Немного погодя Берта сказала вздыхая:
— Как-то там у меня телята!
— А чего им делается, гостят себе у ленсмана!
— Экая досада, что у вас с Улой Нербё вышло такое!
— Нечего ему было козни строить.
— Только бы он в суд на тебя не подал!
— Пускай себе подает, ничего у него не выйдет! Да я и не боюсь, пусть хоть в верховный подаст. Окочурится, покуда до суда дойдет. Замерзнет сейчас земля-то на Лангмюрене, а я не дам ему на своем участке ни единой веточки сжечь.
Они замолчали. Симен лежал и думал. Он все тревожился за погоду. Хорошо бы — трескучий мороз с сиверком.
Стало совсем тихо. Тишину нарушал только размеренный лай Бурмана да тиканье ходиков.
Симен Мельбё и Ула Нербё были добрые друзья и хорошие соседи до середины этого лета. По весне Симен вздумал засеять ячменем две полоски земли на Лангмюрене. Люди смеялись над ним — Лангмюрен лежит в низине, земля там промерзает. Если весна не будет теплой, зерно не успеет вызреть до холодов. А весна в этом году была не дружная, наоборот — холод да сырость, на холмах сеять еще можно, а в низинах и ждать нечего, разве что всходы будут. Кормов в хозяйстве Улы Нербё не хватало, вот он и купил у Симена урожай с северной полосы, думая, что оттого будет ему немалая выгода.

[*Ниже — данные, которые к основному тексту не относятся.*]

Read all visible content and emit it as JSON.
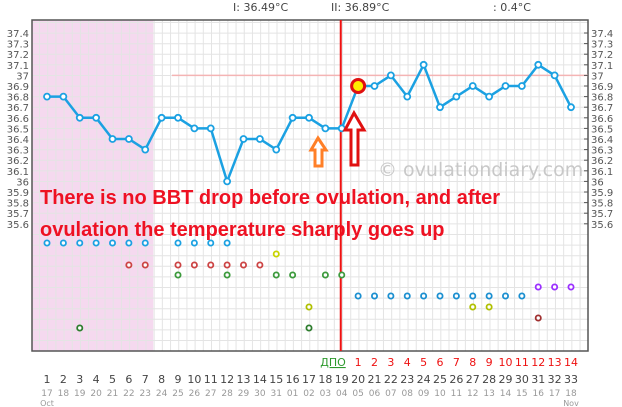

После Ивана Купалы вдруг распогодилось. Стояла такая сушь, такая жара, что посевы на холмах прямо-таки повыжгло, в низинах же, где было сыро, наоборот, хлеба пошли в рост так быстро, что недели через две стало ясно — здесь они оба снимут нынче самый лучший урожай, если только успеют управиться вовремя.
И тут Симен пожалел о продаже. Он стал ненароком захаживать к Уле по разным делам и не раз заводил речь о том, что не худо, мол, расторгнуть сделку. Зачем это ему, Уле, такое беспокойство — жать да снопы возить на молотилку, у него и так зерна хватает, только хлопоты лишние. Под конец он даже намекнул, что согласен не только вернуть деньги, но и приплатить не прочь.

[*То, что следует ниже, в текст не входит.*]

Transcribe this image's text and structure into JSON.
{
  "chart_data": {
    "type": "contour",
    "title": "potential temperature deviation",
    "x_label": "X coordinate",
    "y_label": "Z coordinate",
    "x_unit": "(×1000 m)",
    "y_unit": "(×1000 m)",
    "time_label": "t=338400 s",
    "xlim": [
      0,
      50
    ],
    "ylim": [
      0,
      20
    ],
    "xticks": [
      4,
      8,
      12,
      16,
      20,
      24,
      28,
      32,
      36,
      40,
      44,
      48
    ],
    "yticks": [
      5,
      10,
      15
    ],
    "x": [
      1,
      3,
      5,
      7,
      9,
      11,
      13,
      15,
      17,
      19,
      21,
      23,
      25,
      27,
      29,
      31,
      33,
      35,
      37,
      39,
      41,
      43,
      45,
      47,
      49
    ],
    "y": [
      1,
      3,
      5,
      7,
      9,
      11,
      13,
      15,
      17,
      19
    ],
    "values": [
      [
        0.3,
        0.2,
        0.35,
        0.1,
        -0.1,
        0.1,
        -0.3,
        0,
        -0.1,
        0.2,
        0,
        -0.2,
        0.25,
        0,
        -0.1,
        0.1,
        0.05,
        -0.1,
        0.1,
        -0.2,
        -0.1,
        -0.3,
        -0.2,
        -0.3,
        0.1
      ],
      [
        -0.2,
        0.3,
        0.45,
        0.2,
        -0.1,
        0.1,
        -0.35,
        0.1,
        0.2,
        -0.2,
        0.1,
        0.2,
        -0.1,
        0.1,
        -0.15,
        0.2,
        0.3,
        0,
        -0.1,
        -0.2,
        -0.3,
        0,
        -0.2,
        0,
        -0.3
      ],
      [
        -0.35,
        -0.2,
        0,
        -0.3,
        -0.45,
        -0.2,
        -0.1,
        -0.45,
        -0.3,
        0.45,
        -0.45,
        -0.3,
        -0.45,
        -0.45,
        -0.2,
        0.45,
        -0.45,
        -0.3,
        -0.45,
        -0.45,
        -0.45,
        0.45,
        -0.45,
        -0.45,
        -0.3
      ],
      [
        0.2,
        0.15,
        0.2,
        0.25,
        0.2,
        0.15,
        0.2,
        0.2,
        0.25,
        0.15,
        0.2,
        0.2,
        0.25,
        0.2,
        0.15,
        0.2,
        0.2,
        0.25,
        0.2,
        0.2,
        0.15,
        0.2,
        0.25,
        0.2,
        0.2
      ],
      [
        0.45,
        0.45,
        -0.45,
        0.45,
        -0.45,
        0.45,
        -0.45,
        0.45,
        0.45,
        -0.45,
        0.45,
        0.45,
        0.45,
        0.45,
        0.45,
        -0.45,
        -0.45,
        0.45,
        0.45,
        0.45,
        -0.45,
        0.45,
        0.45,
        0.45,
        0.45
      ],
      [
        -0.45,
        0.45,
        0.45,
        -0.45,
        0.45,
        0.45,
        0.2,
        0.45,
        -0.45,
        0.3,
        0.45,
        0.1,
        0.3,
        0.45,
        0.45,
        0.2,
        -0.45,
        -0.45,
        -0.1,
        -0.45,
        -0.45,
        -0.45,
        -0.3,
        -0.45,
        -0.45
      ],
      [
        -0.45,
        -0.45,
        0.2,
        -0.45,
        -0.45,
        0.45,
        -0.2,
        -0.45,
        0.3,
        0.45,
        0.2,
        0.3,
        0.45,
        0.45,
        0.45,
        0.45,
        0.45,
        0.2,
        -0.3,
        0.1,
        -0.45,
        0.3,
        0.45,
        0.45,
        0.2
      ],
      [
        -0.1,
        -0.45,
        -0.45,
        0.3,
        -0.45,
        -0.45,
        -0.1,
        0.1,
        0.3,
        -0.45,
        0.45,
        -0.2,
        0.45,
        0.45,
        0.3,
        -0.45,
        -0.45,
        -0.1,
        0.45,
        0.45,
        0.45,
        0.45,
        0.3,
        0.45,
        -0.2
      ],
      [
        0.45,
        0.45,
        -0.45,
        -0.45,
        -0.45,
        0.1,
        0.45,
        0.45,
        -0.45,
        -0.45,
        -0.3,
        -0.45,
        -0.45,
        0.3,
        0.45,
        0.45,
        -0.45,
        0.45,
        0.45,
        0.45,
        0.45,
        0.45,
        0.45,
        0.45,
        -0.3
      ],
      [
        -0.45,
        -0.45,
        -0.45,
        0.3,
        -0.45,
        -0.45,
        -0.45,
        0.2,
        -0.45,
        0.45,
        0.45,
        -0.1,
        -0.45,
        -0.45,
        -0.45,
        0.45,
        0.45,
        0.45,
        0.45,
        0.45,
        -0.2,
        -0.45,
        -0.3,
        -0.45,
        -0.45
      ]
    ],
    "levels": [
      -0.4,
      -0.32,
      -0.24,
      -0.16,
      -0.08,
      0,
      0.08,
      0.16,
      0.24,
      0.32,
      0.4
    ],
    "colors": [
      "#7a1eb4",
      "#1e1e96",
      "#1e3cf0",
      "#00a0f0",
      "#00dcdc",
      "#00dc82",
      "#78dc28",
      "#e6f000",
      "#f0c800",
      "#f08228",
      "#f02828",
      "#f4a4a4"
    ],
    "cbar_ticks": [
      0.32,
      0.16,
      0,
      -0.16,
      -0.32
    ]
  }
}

Однако Ула и слушать не хотел. Симену даже показалось, будто он злорадствует и насмехается над ним.
Они стали косо поглядывать друг на друга, здороваться перестали, дело дошло уже до ссор. Стоило только скотине одного из них, поросенку или козленку, забрести на поле к другому, их тут же запирали и посылали сказать хозяевам, чтобы те их забирали.

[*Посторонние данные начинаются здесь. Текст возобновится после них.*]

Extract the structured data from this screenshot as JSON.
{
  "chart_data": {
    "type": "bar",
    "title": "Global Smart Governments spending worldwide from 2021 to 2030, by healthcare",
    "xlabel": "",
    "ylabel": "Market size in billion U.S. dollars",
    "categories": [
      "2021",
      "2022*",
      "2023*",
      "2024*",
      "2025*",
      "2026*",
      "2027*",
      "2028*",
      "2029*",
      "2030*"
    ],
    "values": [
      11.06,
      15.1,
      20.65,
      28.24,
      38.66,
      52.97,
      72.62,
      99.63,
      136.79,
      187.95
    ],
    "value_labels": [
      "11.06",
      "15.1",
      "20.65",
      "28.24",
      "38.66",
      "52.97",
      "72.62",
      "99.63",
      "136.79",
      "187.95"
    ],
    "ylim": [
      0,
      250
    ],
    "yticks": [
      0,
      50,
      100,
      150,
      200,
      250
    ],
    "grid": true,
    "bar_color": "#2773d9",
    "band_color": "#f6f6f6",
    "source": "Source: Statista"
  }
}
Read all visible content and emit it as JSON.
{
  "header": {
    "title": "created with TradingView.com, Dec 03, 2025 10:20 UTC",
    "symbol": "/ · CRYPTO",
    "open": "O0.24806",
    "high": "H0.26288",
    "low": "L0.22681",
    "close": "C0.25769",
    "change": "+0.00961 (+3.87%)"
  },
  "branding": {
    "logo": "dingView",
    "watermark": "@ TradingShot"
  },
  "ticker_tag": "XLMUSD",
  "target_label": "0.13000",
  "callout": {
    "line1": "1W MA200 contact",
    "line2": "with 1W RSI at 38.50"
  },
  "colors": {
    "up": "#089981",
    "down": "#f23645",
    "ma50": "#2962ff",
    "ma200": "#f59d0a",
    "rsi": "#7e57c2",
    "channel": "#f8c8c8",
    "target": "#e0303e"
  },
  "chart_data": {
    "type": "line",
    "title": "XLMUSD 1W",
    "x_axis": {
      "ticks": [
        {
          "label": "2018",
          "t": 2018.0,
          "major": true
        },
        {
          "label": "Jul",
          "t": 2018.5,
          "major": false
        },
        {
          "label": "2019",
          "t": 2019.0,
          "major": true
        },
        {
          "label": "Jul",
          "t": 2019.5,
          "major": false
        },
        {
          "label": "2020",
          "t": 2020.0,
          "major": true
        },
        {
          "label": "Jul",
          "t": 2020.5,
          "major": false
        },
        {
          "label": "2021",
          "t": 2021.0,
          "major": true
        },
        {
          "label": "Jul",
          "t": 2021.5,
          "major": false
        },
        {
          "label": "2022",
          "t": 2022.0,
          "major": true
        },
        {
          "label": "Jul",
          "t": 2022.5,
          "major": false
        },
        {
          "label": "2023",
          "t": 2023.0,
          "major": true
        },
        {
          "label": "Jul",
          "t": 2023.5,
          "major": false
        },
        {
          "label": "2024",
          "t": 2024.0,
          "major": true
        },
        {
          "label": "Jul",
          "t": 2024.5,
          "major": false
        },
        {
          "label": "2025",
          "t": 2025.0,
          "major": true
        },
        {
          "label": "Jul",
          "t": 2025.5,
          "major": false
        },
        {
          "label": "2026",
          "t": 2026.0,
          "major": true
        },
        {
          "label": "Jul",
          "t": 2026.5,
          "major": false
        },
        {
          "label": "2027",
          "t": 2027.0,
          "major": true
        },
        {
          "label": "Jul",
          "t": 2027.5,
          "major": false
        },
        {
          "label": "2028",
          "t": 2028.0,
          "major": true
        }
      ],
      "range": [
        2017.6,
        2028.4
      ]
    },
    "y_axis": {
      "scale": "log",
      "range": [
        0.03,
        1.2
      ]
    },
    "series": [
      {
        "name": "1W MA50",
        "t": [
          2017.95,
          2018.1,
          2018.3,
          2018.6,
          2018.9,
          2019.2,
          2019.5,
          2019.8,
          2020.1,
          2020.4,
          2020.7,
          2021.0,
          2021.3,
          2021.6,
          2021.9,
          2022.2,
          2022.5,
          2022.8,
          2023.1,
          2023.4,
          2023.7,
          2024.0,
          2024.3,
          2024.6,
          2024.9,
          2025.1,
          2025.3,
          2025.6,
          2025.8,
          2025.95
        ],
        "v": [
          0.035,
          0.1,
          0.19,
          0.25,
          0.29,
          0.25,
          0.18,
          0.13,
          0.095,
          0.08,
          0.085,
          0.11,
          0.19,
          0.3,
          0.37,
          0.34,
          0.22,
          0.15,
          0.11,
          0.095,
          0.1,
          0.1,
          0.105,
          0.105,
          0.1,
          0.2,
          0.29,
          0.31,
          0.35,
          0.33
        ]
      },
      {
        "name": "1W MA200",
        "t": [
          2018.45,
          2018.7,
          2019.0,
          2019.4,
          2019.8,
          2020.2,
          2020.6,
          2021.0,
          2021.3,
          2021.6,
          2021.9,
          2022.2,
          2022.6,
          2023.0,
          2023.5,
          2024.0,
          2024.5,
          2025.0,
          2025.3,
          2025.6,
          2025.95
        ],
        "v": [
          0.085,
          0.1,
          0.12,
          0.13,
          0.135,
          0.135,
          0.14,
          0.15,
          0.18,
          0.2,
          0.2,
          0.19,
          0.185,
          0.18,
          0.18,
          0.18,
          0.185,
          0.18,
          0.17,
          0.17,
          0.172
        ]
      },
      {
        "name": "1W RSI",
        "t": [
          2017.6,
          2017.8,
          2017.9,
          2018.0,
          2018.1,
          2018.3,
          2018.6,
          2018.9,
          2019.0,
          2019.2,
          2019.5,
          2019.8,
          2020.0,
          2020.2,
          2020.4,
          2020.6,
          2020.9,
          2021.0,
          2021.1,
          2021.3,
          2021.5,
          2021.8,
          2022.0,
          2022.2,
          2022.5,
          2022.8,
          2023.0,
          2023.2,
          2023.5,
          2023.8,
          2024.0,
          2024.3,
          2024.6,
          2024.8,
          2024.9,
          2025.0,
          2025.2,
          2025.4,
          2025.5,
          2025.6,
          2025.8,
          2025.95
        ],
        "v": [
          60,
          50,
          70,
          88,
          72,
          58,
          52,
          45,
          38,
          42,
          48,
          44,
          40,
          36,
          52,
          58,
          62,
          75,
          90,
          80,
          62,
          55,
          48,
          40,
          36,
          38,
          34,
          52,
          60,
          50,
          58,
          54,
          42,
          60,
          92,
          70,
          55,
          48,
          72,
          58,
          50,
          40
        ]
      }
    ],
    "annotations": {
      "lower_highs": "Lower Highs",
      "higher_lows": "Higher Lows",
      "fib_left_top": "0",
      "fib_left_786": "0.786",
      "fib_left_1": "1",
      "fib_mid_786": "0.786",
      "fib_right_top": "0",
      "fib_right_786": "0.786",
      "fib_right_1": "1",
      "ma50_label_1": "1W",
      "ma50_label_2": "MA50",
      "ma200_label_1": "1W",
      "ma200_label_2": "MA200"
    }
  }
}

Потом Симен загородил дорожку на Опьюрет, и сразу же здоровенная коряга перекрыла горную тропинку из хутора Нербё в Сёрьюрет, по которой Симен выходил на большак.
Война была объявлена.
В один прекрасный день Симен увидел в окно, что посреди его поля на Лангмюрене пасутся трое молочных телят.
Берта сразу же признала в них телят Улы: «один с черными боками, другой с красными, а третий чуть побольше».